Thomas Kilian Bruderer is an alumnus of local international.
Values like sustainability, social responsibility and honest craftsmanship are the cornerstones of the design process at Cho’jac items. A collaboration between Mexico and Germany, the traditional agave fibre nets are produced by the Maya-Tzotzil before being brought to Berlin where they are combined with timeless design elements to make for a more attractive product on the western market. The products are dyed with locally sourced natural colours. As part of this cooperation, courses are offered in Mexico that help pass on the craft of net making and thereby preserving it from extinction.
THE STORY OF NORTHERN BANGLADESH – RIVER ISLAND
Imam Hassan is a participant of local international. He has been working as a designer for Friendship Colours of the Chars for several years and gave us insights into his work and the design process. Friendship Colours of the Chars is a fashion and lifestyle brand of Friendship Enterprise. As a social enterprise of the NGO Friendship, it works with the most remote and marginalized women of the Chars (river islands) in the districts of Gaibandha and Kurigram.

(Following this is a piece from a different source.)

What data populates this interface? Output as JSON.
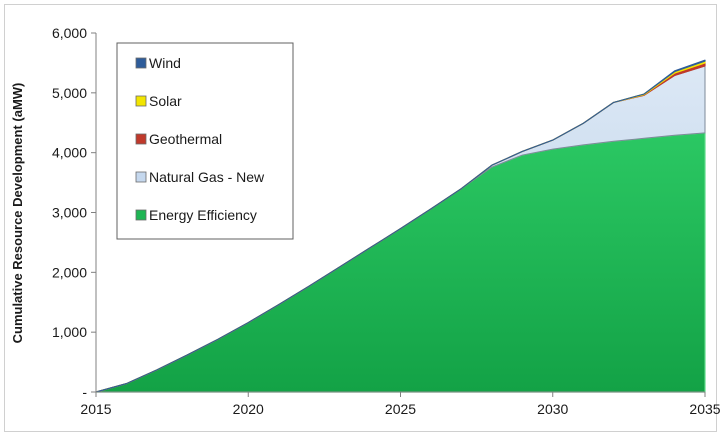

CULTURAL SUSTAINABILITY STRATEGIES
a lecture by Av. Monica Moisin, Founder of the CULTURAL INTELLECTUAL PROPERTY RIGHTS INITIATIVE
Monica Moisin is a lawyer dealing with the legal protection of traditional cultural expressions and fighting for the preservation of traditional textiles and handicraft knowledge. She collaborates with artisans whose designs are copied by fashion companies in order to sell these “new” designs for a lot of money on the commercially accessible market, without linking them to their obvious authors or origin and thus denying credit where it is due. Traditional knowledge and traditional cultural expressions are a valuable asset that fashion companies often make use of. Monica Moisin is committed to ensuring that rules such as the “3Cs rule” – Consent, Credit, Compensation – are followed. If these rules are followed when working together, a fair and inspiring exchange of cultures can take place on an equal footing: co-creation and co-design instead of intervention and subordination.

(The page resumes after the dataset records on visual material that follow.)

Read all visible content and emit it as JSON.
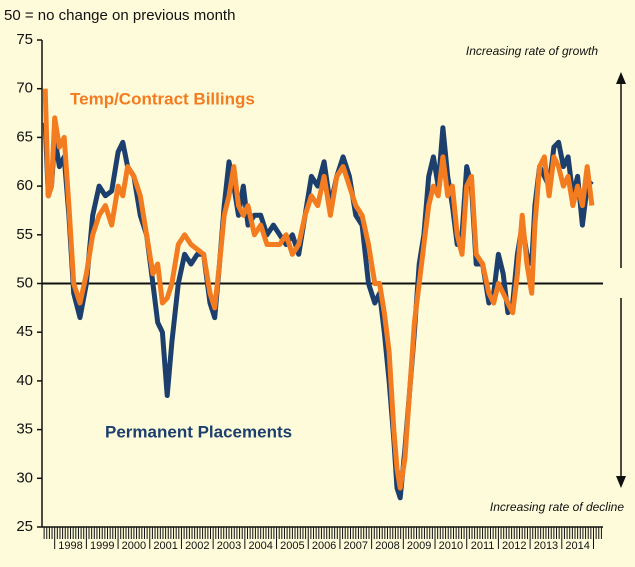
{
  "chart_data": {
    "type": "line",
    "subtitle": "50 = no change on previous month",
    "annotations": [
      "Increasing rate of growth",
      "Increasing rate of decline"
    ],
    "reference_line": 50,
    "x": [
      1997.7,
      1997.8,
      1997.9,
      1998.0,
      1998.15,
      1998.3,
      1998.45,
      1998.6,
      1998.8,
      1999.0,
      1999.2,
      1999.4,
      1999.6,
      1999.8,
      2000.0,
      2000.15,
      2000.3,
      2000.5,
      2000.7,
      2000.9,
      2001.1,
      2001.25,
      2001.4,
      2001.55,
      2001.7,
      2001.9,
      2002.1,
      2002.3,
      2002.5,
      2002.7,
      2002.9,
      2003.05,
      2003.2,
      2003.35,
      2003.5,
      2003.65,
      2003.8,
      2003.95,
      2004.1,
      2004.3,
      2004.5,
      2004.7,
      2004.9,
      2005.1,
      2005.3,
      2005.5,
      2005.7,
      2005.9,
      2006.1,
      2006.3,
      2006.5,
      2006.7,
      2006.9,
      2007.1,
      2007.3,
      2007.5,
      2007.7,
      2007.9,
      2008.1,
      2008.25,
      2008.4,
      2008.55,
      2008.7,
      2008.8,
      2008.9,
      2009.05,
      2009.2,
      2009.35,
      2009.5,
      2009.65,
      2009.8,
      2009.95,
      2010.1,
      2010.25,
      2010.4,
      2010.55,
      2010.7,
      2010.85,
      2011.0,
      2011.15,
      2011.3,
      2011.5,
      2011.7,
      2011.85,
      2012.0,
      2012.15,
      2012.3,
      2012.45,
      2012.6,
      2012.75,
      2012.9,
      2013.05,
      2013.15,
      2013.3,
      2013.45,
      2013.6,
      2013.75,
      2013.9,
      2014.05,
      2014.2,
      2014.35,
      2014.5,
      2014.65,
      2014.8,
      2014.95
    ],
    "series": [
      {
        "name": "Permanent Placements",
        "color": "#1c3f6e",
        "values": [
          66.5,
          59,
          60,
          65,
          62,
          63,
          57,
          49,
          46.5,
          50,
          57,
          60,
          59,
          59.5,
          63.5,
          64.5,
          62,
          61,
          57,
          55,
          50,
          46,
          45,
          38.5,
          44,
          50,
          53,
          52,
          53,
          53,
          48,
          46.5,
          52,
          58,
          62.5,
          60,
          57,
          60,
          56,
          57,
          57,
          55,
          56,
          55,
          54,
          55,
          53,
          57,
          61,
          60,
          62.5,
          58,
          61,
          63,
          61,
          57,
          56,
          50,
          48,
          49,
          45,
          40,
          34,
          29,
          28,
          33,
          39,
          45,
          52,
          55,
          61,
          63,
          60,
          66,
          61,
          58,
          54,
          55,
          62,
          60,
          52,
          52,
          48,
          49,
          53,
          51,
          47,
          48,
          53,
          56,
          53,
          52,
          58,
          62,
          61,
          60,
          64,
          64.5,
          62,
          63,
          59,
          61,
          56,
          60,
          60.5
        ]
      },
      {
        "name": "Temp/Contract Billings",
        "color": "#f47c20",
        "values": [
          70,
          59,
          60,
          67,
          64,
          65,
          58,
          50,
          48,
          51,
          55,
          57,
          58,
          56,
          60,
          59,
          62,
          61,
          59,
          55,
          51,
          52,
          48,
          48.5,
          50,
          54,
          55,
          54,
          53.5,
          53,
          49,
          47.5,
          52,
          57,
          59,
          62,
          58,
          57,
          58,
          55,
          56,
          54,
          54,
          54,
          55,
          53,
          54,
          57,
          59,
          58,
          61,
          57,
          61,
          62,
          60,
          58,
          57,
          54,
          50,
          50,
          47,
          43,
          35,
          31,
          29,
          32,
          39,
          46,
          50,
          54,
          58,
          60,
          59,
          63,
          59,
          60,
          55,
          53,
          60,
          61,
          53,
          52,
          49,
          48,
          50,
          49,
          48,
          47,
          51,
          57,
          52,
          49,
          56,
          62,
          63,
          59,
          63,
          62,
          60,
          61,
          58,
          60,
          58,
          62,
          58
        ]
      }
    ],
    "xlim": [
      1997.6,
      2015.3
    ],
    "xticks": [
      {
        "value": 1998.5,
        "label": "1998"
      },
      {
        "value": 1999.5,
        "label": "1999"
      },
      {
        "value": 2000.5,
        "label": "2000"
      },
      {
        "value": 2001.5,
        "label": "2001"
      },
      {
        "value": 2002.5,
        "label": "2002"
      },
      {
        "value": 2003.5,
        "label": "2003"
      },
      {
        "value": 2004.5,
        "label": "2004"
      },
      {
        "value": 2005.5,
        "label": "2005"
      },
      {
        "value": 2006.5,
        "label": "2006"
      },
      {
        "value": 2007.5,
        "label": "2007"
      },
      {
        "value": 2008.5,
        "label": "2008"
      },
      {
        "value": 2009.5,
        "label": "2009"
      },
      {
        "value": 2010.5,
        "label": "2010"
      },
      {
        "value": 2011.5,
        "label": "2011"
      },
      {
        "value": 2012.5,
        "label": "2012"
      },
      {
        "value": 2013.5,
        "label": "2013"
      },
      {
        "value": 2014.5,
        "label": "2014"
      }
    ],
    "ylim": [
      25,
      75
    ],
    "yticks": [
      25,
      30,
      35,
      40,
      45,
      50,
      55,
      60,
      65,
      70,
      75
    ]
  }
}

taught by Judith + Johanna
Had we been in the same place, there would have certainly been no lack of joint extracurricular undertakings. Lockdown meant we all had to deal with new and unexpected events on a daily basis, while missing many things that would have otherwise seemed so normal. Social distancing is very tedious indeed. What gives more support than the closeness of one’s beloved friends?

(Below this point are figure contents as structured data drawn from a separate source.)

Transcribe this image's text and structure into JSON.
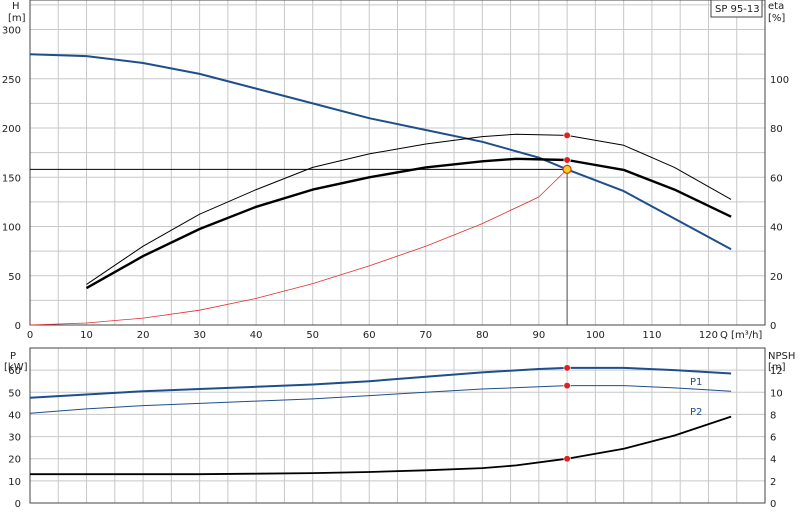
{
  "chart_data": [
    {
      "type": "line",
      "title": "SP 95-13",
      "xlabel": "Q [m³/h]",
      "ylabel_left": "H",
      "ylabel_left_unit": "[m]",
      "ylabel_right": "eta",
      "ylabel_right_unit": "[%]",
      "xlim": [
        0,
        130
      ],
      "ylim_left": [
        0,
        330
      ],
      "ylim_right": [
        0,
        132
      ],
      "grid": true,
      "x_ticks": [
        "0",
        "10",
        "20",
        "30",
        "40",
        "50",
        "60",
        "70",
        "80",
        "90",
        "100",
        "110",
        "120"
      ],
      "y_ticks_left": [
        "0",
        "50",
        "100",
        "150",
        "200",
        "250",
        "300"
      ],
      "y_ticks_right": [
        "0",
        "20",
        "40",
        "60",
        "80",
        "100"
      ],
      "series": [
        {
          "axis": "left",
          "color": "#1f4e8c",
          "x": [
            0,
            10,
            20,
            30,
            40,
            50,
            60,
            70,
            80,
            90,
            95,
            105,
            114,
            124
          ],
          "values": [
            275,
            273,
            266,
            255,
            240,
            225,
            210,
            198,
            186,
            170,
            158,
            136,
            108,
            77
          ]
        },
        {
          "axis": "right",
          "color": "#000000",
          "x": [
            10,
            20,
            30,
            40,
            50,
            60,
            70,
            80,
            86,
            95,
            105,
            114,
            124
          ],
          "values": [
            15,
            28,
            39,
            48,
            55,
            60,
            64,
            66.5,
            67.5,
            67,
            63,
            55,
            44
          ]
        },
        {
          "axis": "right",
          "color": "#000000",
          "x": [
            10,
            20,
            30,
            40,
            50,
            60,
            70,
            80,
            86,
            95,
            105,
            114,
            124
          ],
          "values": [
            16.5,
            32,
            45,
            55,
            64,
            69.5,
            73.5,
            76.5,
            77.5,
            77,
            73,
            64,
            51
          ]
        },
        {
          "axis": "left",
          "color": "#e03030",
          "x": [
            0,
            10,
            20,
            30,
            40,
            50,
            60,
            70,
            80,
            90,
            95
          ],
          "values": [
            0,
            2,
            7,
            15,
            27,
            42,
            60,
            80,
            103,
            130,
            158
          ]
        }
      ],
      "duty_point": {
        "x": 95,
        "y": 158
      },
      "markers": [
        {
          "axis": "right",
          "x": 95,
          "y": 77
        },
        {
          "axis": "right",
          "x": 95,
          "y": 67
        }
      ]
    },
    {
      "type": "line",
      "xlabel": "",
      "ylabel_left": "P",
      "ylabel_left_unit": "[kW]",
      "ylabel_right": "NPSH",
      "ylabel_right_unit": "[m]",
      "xlim": [
        0,
        130
      ],
      "ylim_left": [
        0,
        70
      ],
      "ylim_right": [
        0,
        14
      ],
      "grid": true,
      "y_ticks_left": [
        "0",
        "10",
        "20",
        "30",
        "40",
        "50",
        "60"
      ],
      "y_ticks_right": [
        "0",
        "2",
        "4",
        "6",
        "8",
        "10",
        "12"
      ],
      "series": [
        {
          "name": "P1",
          "axis": "left",
          "color": "#1f4e8c",
          "x": [
            0,
            10,
            20,
            30,
            40,
            50,
            60,
            70,
            80,
            90,
            95,
            105,
            114,
            124
          ],
          "values": [
            47.5,
            49,
            50.5,
            51.5,
            52.5,
            53.5,
            55,
            57,
            59,
            60.5,
            61,
            61,
            60,
            58.5
          ]
        },
        {
          "name": "P2",
          "axis": "left",
          "color": "#1f4e8c",
          "x": [
            0,
            10,
            20,
            30,
            40,
            50,
            60,
            70,
            80,
            90,
            95,
            105,
            114,
            124
          ],
          "values": [
            40.5,
            42.5,
            44,
            45,
            46,
            47,
            48.5,
            50,
            51.5,
            52.5,
            53,
            53,
            52,
            50.5
          ]
        },
        {
          "axis": "right",
          "color": "#000000",
          "x": [
            0,
            10,
            20,
            30,
            40,
            50,
            60,
            70,
            80,
            86,
            95,
            105,
            114,
            124
          ],
          "values": [
            2.6,
            2.6,
            2.6,
            2.6,
            2.65,
            2.7,
            2.8,
            2.95,
            3.15,
            3.4,
            4.0,
            4.9,
            6.1,
            7.8
          ]
        }
      ],
      "markers": [
        {
          "axis": "left",
          "x": 95,
          "y": 61
        },
        {
          "axis": "left",
          "x": 95,
          "y": 53
        },
        {
          "axis": "right",
          "x": 95,
          "y": 4.0
        }
      ]
    }
  ]
}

One summerly Saturday, Johanna and Judith invited the local international participants to an online yoga class. In the beginning it felt strange -being in front of the camera always feels like being watched – it’s nothing like being in a room full of people. But as the class went on this sentiment quickly faded and all that remained was an image of active, heavily breathing students in their overheated rooms in front of deactivated cameras.
Creating shared memories is only possible to a limited extent these days, but in these rare moments one manages to still feel close despite being thousands of kilometres apart.
CO-DESIGN – WORKING WITH ARTISANS
Presentation by Andrea Bury, Founder of Abury and Abury foundation about th Abury design experience, co-design, giving back to communities, benefit sharing and ethical sourcing.
Abury‘s mission is to preserve traditional crafts from Africa and enable people to earn a good income through their extraordinary skills. Abury distributes traditionally manufactured products from Morocco, Ethiopia and Ecuador whereby 50% of the income is returned to the respective community or reinvested if necessary. People from remote areas in particular live in harsh poverty and unemployment which is at odds with their skills and rich cultural heritage. Abury ensures that the crafts of these rural communities are presented in an ethical way. Women especially have no access to education and therefore do not participate in economic decision making. With Abury as their business partner, they and their children are provided with access to education, which in turn enables them to do well in business. Creating intercultural understanding between people of different nations is one of Abury’s main goals.